マーケットは将来起こりうることまで織り込んで価格を変動させています。ですから、予測された出来事が起こったとしても、その揺れ幅は想定範囲内に収まることがほとんどです。それどころか、その出来事による影響をすでに折り込みずみであれば、想定されるのと逆の値動きをすることすらあります。
最近の非常に興味深い例として「任天堂の新しいゲーム機の発表」があります。任天堂の動向は世界中のゲームファンから注目されていますし、また『ポケモンGO』の大成功によってNY市場における株価が爆騰したことからも分かるとおり、株式市場においても多くの人が注目している企業です。
では、世界中から注目された「任天堂の新しいゲーム機の発表」は株価にどのような影響を与えたでしょうか? まず日本の株式市場を見てみましょう。日本時間10月20日23時に発表されましたので、翌日の株価推移です。
上記のとおり、日本では任天堂の株価は下がりました。
ではアメリカはどうだったでしょうか? 日本時間の20日23時はニューヨークでは20日の10時です。20日の株価推移(OTC Market)を見てみましょう。
このようにOTC Marketでは上昇しています。今回の発表は好感されたわけすね。
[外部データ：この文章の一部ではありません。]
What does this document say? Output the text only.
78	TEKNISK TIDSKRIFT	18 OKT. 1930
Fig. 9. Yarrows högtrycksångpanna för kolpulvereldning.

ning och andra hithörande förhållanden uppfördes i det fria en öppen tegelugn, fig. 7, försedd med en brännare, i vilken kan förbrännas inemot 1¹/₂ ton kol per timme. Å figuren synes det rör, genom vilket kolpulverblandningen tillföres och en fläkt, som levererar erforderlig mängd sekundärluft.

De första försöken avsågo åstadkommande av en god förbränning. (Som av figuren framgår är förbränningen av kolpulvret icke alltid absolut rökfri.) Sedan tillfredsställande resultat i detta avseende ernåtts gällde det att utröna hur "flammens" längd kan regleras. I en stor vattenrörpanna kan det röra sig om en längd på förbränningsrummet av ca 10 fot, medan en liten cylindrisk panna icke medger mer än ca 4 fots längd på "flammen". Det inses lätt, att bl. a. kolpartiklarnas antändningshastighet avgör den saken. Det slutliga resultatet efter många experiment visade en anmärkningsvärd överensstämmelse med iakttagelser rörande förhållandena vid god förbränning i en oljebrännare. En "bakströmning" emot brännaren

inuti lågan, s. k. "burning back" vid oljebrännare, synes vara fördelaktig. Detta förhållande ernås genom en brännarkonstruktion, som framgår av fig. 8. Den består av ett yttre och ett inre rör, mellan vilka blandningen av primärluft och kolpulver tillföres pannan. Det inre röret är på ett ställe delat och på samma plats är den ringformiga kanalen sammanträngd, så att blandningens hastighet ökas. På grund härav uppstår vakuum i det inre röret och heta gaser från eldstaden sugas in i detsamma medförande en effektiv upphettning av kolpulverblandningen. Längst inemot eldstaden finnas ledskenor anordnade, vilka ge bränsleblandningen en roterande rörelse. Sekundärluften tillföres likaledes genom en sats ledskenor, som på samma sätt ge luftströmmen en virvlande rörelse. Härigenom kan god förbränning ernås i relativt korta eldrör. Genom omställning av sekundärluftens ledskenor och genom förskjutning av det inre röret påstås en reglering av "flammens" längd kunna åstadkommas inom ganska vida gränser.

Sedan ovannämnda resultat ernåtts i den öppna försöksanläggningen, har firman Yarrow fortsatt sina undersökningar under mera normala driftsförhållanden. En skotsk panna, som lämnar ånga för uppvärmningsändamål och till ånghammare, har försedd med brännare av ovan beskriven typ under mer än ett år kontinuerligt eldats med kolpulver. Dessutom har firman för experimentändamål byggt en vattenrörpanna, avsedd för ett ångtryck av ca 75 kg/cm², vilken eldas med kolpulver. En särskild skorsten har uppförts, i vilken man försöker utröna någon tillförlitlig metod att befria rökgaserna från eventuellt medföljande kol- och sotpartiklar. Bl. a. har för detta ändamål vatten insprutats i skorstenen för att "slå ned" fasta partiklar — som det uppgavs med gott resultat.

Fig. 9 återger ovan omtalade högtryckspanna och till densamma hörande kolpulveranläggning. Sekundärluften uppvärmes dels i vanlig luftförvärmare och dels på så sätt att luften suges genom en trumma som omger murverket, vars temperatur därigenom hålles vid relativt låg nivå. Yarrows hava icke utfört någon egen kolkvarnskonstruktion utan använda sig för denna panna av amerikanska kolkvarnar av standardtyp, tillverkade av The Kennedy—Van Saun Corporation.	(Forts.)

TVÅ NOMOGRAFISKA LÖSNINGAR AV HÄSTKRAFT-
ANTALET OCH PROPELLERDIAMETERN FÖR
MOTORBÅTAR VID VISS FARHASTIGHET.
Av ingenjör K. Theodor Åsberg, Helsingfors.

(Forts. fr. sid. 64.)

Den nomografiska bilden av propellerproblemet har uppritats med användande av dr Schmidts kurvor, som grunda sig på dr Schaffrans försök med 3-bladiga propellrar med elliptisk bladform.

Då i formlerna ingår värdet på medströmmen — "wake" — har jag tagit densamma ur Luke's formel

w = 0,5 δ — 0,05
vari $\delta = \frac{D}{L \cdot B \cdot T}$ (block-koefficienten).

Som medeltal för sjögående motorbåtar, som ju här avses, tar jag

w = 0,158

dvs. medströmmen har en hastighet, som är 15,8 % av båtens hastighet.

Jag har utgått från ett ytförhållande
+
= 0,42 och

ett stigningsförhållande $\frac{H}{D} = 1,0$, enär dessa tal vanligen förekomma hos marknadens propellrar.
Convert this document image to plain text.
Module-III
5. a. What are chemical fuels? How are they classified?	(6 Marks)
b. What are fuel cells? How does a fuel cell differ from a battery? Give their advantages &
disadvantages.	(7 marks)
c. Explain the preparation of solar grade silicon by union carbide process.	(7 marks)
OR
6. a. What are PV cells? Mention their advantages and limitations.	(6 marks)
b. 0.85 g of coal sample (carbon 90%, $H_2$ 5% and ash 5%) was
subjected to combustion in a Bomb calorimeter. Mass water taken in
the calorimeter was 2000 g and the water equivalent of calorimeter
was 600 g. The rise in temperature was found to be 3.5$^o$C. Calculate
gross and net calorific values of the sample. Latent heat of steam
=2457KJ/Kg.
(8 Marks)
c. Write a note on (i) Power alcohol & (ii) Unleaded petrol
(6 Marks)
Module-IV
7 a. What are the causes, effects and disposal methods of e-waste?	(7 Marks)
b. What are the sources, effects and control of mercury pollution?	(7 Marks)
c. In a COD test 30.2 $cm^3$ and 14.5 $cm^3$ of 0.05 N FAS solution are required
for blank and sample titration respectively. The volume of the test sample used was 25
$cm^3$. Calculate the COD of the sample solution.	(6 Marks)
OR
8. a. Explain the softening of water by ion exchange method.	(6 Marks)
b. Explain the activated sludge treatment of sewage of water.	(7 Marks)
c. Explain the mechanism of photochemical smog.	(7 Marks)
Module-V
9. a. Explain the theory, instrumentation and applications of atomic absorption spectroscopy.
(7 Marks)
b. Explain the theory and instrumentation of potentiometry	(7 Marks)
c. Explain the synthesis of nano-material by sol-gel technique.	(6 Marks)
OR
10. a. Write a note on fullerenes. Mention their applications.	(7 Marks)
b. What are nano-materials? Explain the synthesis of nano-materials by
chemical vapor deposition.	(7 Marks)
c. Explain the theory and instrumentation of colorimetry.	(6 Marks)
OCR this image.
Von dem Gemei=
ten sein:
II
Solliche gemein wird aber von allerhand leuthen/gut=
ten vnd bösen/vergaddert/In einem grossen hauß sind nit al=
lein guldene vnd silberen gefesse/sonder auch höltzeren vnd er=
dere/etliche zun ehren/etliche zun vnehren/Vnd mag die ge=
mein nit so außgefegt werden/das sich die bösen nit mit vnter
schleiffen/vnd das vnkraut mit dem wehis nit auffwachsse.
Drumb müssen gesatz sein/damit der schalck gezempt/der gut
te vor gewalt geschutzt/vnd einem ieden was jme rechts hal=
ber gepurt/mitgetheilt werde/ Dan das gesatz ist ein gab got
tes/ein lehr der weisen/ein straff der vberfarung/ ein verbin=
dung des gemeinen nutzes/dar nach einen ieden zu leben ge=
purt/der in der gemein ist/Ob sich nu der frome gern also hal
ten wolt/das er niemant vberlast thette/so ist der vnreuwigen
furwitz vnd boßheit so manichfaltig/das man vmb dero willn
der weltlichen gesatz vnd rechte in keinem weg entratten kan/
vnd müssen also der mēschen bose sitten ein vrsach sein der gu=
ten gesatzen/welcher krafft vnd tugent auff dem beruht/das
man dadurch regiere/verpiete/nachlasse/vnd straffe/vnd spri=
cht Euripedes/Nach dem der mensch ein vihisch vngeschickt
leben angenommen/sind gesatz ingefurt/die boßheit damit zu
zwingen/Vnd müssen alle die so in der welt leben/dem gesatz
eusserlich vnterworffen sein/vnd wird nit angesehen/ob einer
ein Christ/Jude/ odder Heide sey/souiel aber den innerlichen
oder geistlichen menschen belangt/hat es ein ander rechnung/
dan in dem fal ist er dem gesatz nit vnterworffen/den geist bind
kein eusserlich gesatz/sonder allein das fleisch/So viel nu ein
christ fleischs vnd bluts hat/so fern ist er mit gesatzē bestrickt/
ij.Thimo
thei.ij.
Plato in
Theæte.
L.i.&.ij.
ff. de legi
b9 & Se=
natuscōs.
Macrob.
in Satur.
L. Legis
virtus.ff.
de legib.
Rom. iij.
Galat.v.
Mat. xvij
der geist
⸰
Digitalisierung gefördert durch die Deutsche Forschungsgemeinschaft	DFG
ただし、21日になるとずどんと落ちています。
では、なぜせっかくの新ゲーム機の発表なのに日本市場では株価が下がったのでしょうか? 後付けですからいろんな理由を述べ立てることができます。
●日本は人口が減っていく国である。そのため子供向けのゲーム市場は縮小傾向にある。新ゲーム機を投入したからといって業績が向上するとは思えない。
といった理由が挙げられるのではないでしょうか?
また、発表までの日本市場における任天堂株の値動きを見ますと、2016年8月1日あたりから上昇していたことが分かります。発表当日までに新ゲーム機についての期待がすでに織り込まれていたと考えられます。発表内容が想定をはるかに超えるものであれば、さらに株価は上昇したかもしれませんが、それまでの期待を超えるものではなかったため、発表内容を確認して下降したわけです。